Shaping the ultrasound signals used to push tissues or modulating these signals with different waveforms so that vibration occurs at multiple frequencies (or tones) simultaneously is advantageous because it increases the amount of information that can be obtained in a measurement or imaging scan. The extra information can assist in detecting cancer or measuring of tissue properties. This advance is analogous to shifting from playing a piano piece one note at a time to playing sets of chords and creating a richer piece of music.

This multifrequency radiation force can be tuned for specific applications by using different modulation or shaping waveforms. This allows flexibility to isolate and emphasize motion at specific frequencies and obtain more accurate or useful measurements in tissues.
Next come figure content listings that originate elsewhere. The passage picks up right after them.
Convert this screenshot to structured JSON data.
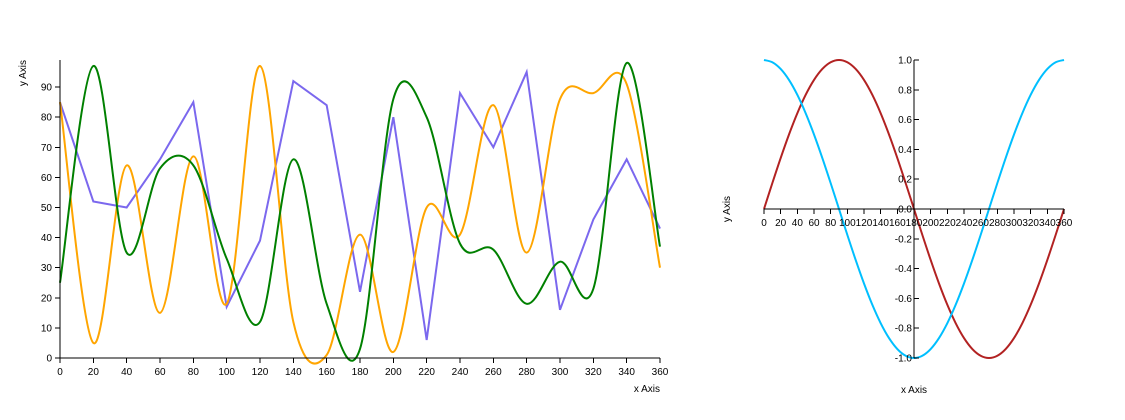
{
  "chart_data": [
    {
      "type": "line",
      "xlabel": "x Axis",
      "ylabel": "y Axis",
      "xlim": [
        0,
        360
      ],
      "ylim": [
        0,
        99
      ],
      "x_ticks": [
        0,
        20,
        40,
        60,
        80,
        100,
        120,
        140,
        160,
        180,
        200,
        220,
        240,
        260,
        280,
        300,
        320,
        340,
        360
      ],
      "y_ticks": [
        0,
        10,
        20,
        30,
        40,
        50,
        60,
        70,
        80,
        90
      ],
      "grid": false,
      "series": [
        {
          "color": "#7b68ee",
          "curve": "linear",
          "points": [
            [
              0,
              85
            ],
            [
              20,
              52
            ],
            [
              40,
              50
            ],
            [
              60,
              66
            ],
            [
              80,
              85
            ],
            [
              100,
              17
            ],
            [
              120,
              39
            ],
            [
              140,
              92
            ],
            [
              160,
              84
            ],
            [
              180,
              22
            ],
            [
              200,
              80
            ],
            [
              220,
              6
            ],
            [
              240,
              88
            ],
            [
              260,
              70
            ],
            [
              280,
              95
            ],
            [
              300,
              16
            ],
            [
              320,
              46
            ],
            [
              340,
              66
            ],
            [
              360,
              43
            ]
          ]
        },
        {
          "color": "#ffa500",
          "curve": "smooth",
          "points": [
            [
              0,
              85
            ],
            [
              20,
              5
            ],
            [
              40,
              64
            ],
            [
              60,
              15
            ],
            [
              80,
              67
            ],
            [
              100,
              18
            ],
            [
              120,
              97
            ],
            [
              140,
              12
            ],
            [
              160,
              1
            ],
            [
              180,
              41
            ],
            [
              200,
              2
            ],
            [
              220,
              50
            ],
            [
              240,
              41
            ],
            [
              260,
              84
            ],
            [
              280,
              35
            ],
            [
              300,
              86
            ],
            [
              320,
              88
            ],
            [
              340,
              91
            ],
            [
              360,
              30
            ]
          ]
        },
        {
          "color": "#008000",
          "curve": "smooth",
          "points": [
            [
              0,
              25
            ],
            [
              20,
              97
            ],
            [
              40,
              35
            ],
            [
              60,
              63
            ],
            [
              80,
              64
            ],
            [
              100,
              33
            ],
            [
              120,
              12
            ],
            [
              140,
              66
            ],
            [
              160,
              18
            ],
            [
              180,
              3
            ],
            [
              200,
              86
            ],
            [
              220,
              80
            ],
            [
              240,
              38
            ],
            [
              260,
              36
            ],
            [
              280,
              18
            ],
            [
              300,
              32
            ],
            [
              320,
              23
            ],
            [
              340,
              98
            ],
            [
              360,
              37
            ]
          ]
        }
      ]
    },
    {
      "type": "line",
      "xlabel": "x Axis",
      "ylabel": "y Axis",
      "xlim": [
        0,
        360
      ],
      "ylim": [
        -1,
        1
      ],
      "x_ticks": [
        0,
        20,
        40,
        60,
        80,
        100,
        120,
        140,
        160,
        180,
        200,
        220,
        240,
        260,
        280,
        300,
        320,
        340,
        360
      ],
      "y_ticks": [
        -1.0,
        -0.8,
        -0.6,
        -0.4,
        -0.2,
        0.0,
        0.2,
        0.4,
        0.6,
        0.8,
        1.0
      ],
      "grid": false,
      "series": [
        {
          "function": "sin",
          "color": "#b22222",
          "curve": "smooth",
          "x_step": 10
        },
        {
          "function": "cos",
          "color": "#00bfff",
          "curve": "smooth",
          "x_step": 10
        }
      ]
    }
  ]
}
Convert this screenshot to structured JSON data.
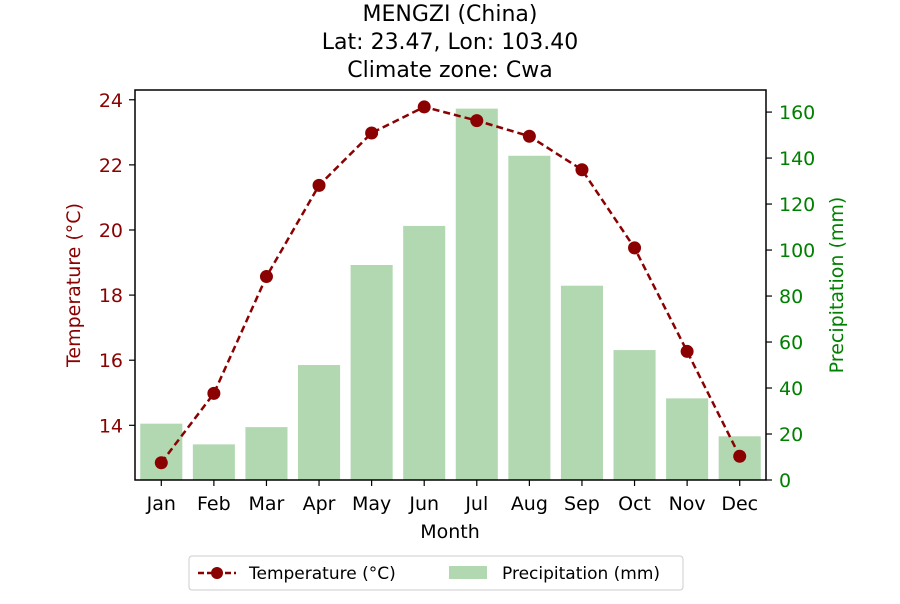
{
  "chart_data": {
    "type": "bar+line",
    "title_lines": [
      "MENGZI (China)",
      "Lat: 23.47, Lon: 103.40",
      "Climate zone: Cwa"
    ],
    "xlabel": "Month",
    "ylabel_left": "Temperature (°C)",
    "ylabel_right": "Precipitation (mm)",
    "categories": [
      "Jan",
      "Feb",
      "Mar",
      "Apr",
      "May",
      "Jun",
      "Jul",
      "Aug",
      "Sep",
      "Oct",
      "Nov",
      "Dec"
    ],
    "series": [
      {
        "name": "Temperature (°C)",
        "kind": "line",
        "axis": "left",
        "color": "#8b0000",
        "values": [
          12.85,
          14.98,
          18.57,
          21.37,
          22.98,
          23.78,
          23.36,
          22.88,
          21.85,
          19.45,
          16.27,
          13.05
        ]
      },
      {
        "name": "Precipitation (mm)",
        "kind": "bar",
        "axis": "right",
        "color": "#b2d8b2",
        "values": [
          24.5,
          15.5,
          23.0,
          50.0,
          93.5,
          110.5,
          161.5,
          141.0,
          84.5,
          56.5,
          35.5,
          19.0
        ]
      }
    ],
    "ylim_left": [
      12.32,
      24.3
    ],
    "yticks_left": [
      14,
      16,
      18,
      20,
      22,
      24
    ],
    "ylim_right": [
      0,
      169.6
    ],
    "yticks_right": [
      0,
      20,
      40,
      60,
      80,
      100,
      120,
      140,
      160
    ],
    "left_axis_color": "#8b0000",
    "right_axis_color": "#008000",
    "grid": false,
    "legend_position": "bottom-center"
  }
}
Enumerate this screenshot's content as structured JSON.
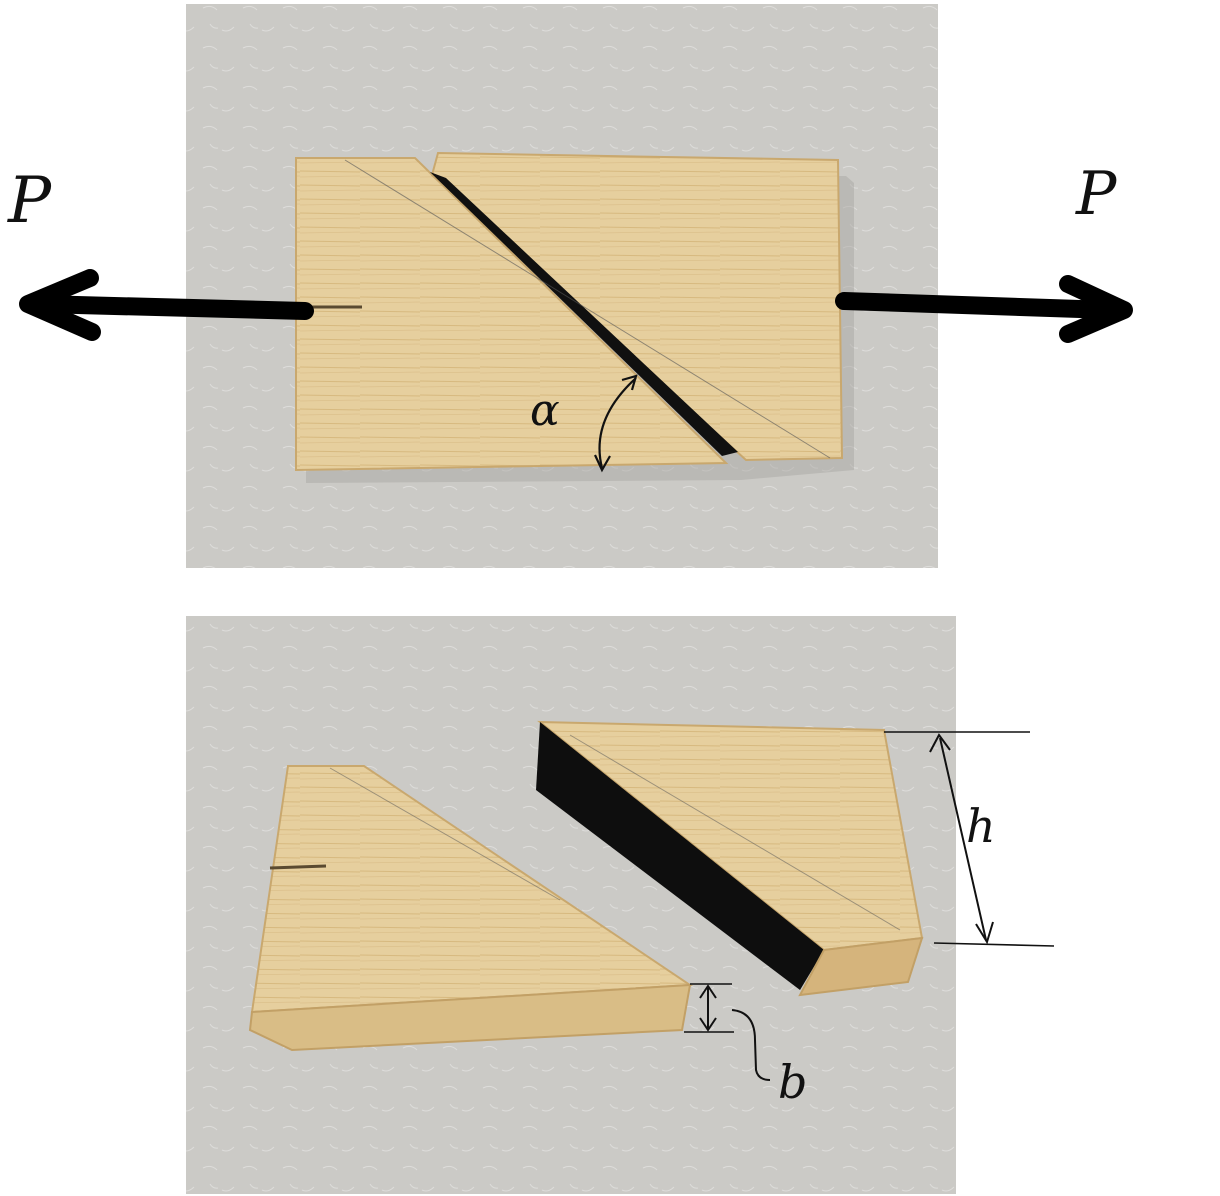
{
  "labels": {
    "force_left": "P",
    "force_right": "P",
    "angle": "α",
    "height": "h",
    "thickness": "b"
  },
  "colors": {
    "background": "#ffffff",
    "table": "#c9c8c4",
    "wood_light": "#e9d3a4",
    "wood_mid": "#dcc08a",
    "wood_edge": "#cfae74",
    "glue_joint": "#101010",
    "ink": "#111111"
  },
  "icons": {
    "force_arrow_left": "arrow-left-icon",
    "force_arrow_right": "arrow-right-icon",
    "angle_arc": "double-arrow-arc-icon",
    "dimension_arrow": "double-arrow-icon"
  }
}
This multifrequency force serves as virtual finger in tissue to non-invasively palpate the tissue. One application is an imaging technique called vibro-acoustography, which locally vibrates tissue in the kilohertz range and listens to its response with a nearby microphone. This has been employed in breast imaging, and by using multifrequency radiation force, multiple images can be obtained in a single scan. These multiple images obtained from the vibration response at different frequencies assists in detection of cancer or other diseased tissue.

Another area of application is using multifrequency radiation force and the resulting vibration to characterize materials and tissue in a technique called ultrasound vibrometry. In this study, a small steel sphere was embedded in a tissue mimicking material. Using the multifrequency force, the sphere was vibrated with frequencies from 100-2000 Hz and the motion was measured using a laser. Different modulation waveforms were utilized to change the multifrequency radiation force to produce different results with different weights. This motion was used to assess the stiffness of the tissue mimicking material with very good agreement to a previously established method.

Multifrequency radiation force provides a new tool to probe tissue in a very selective way. Different modulation waveforms provide flexibility for applications in vibro-acoustography and ultrasound vibrometry. The information gained using multifrequency radiation force is increased over current practice which can aid clinicians in detection and distinguish normal from diseased tissue.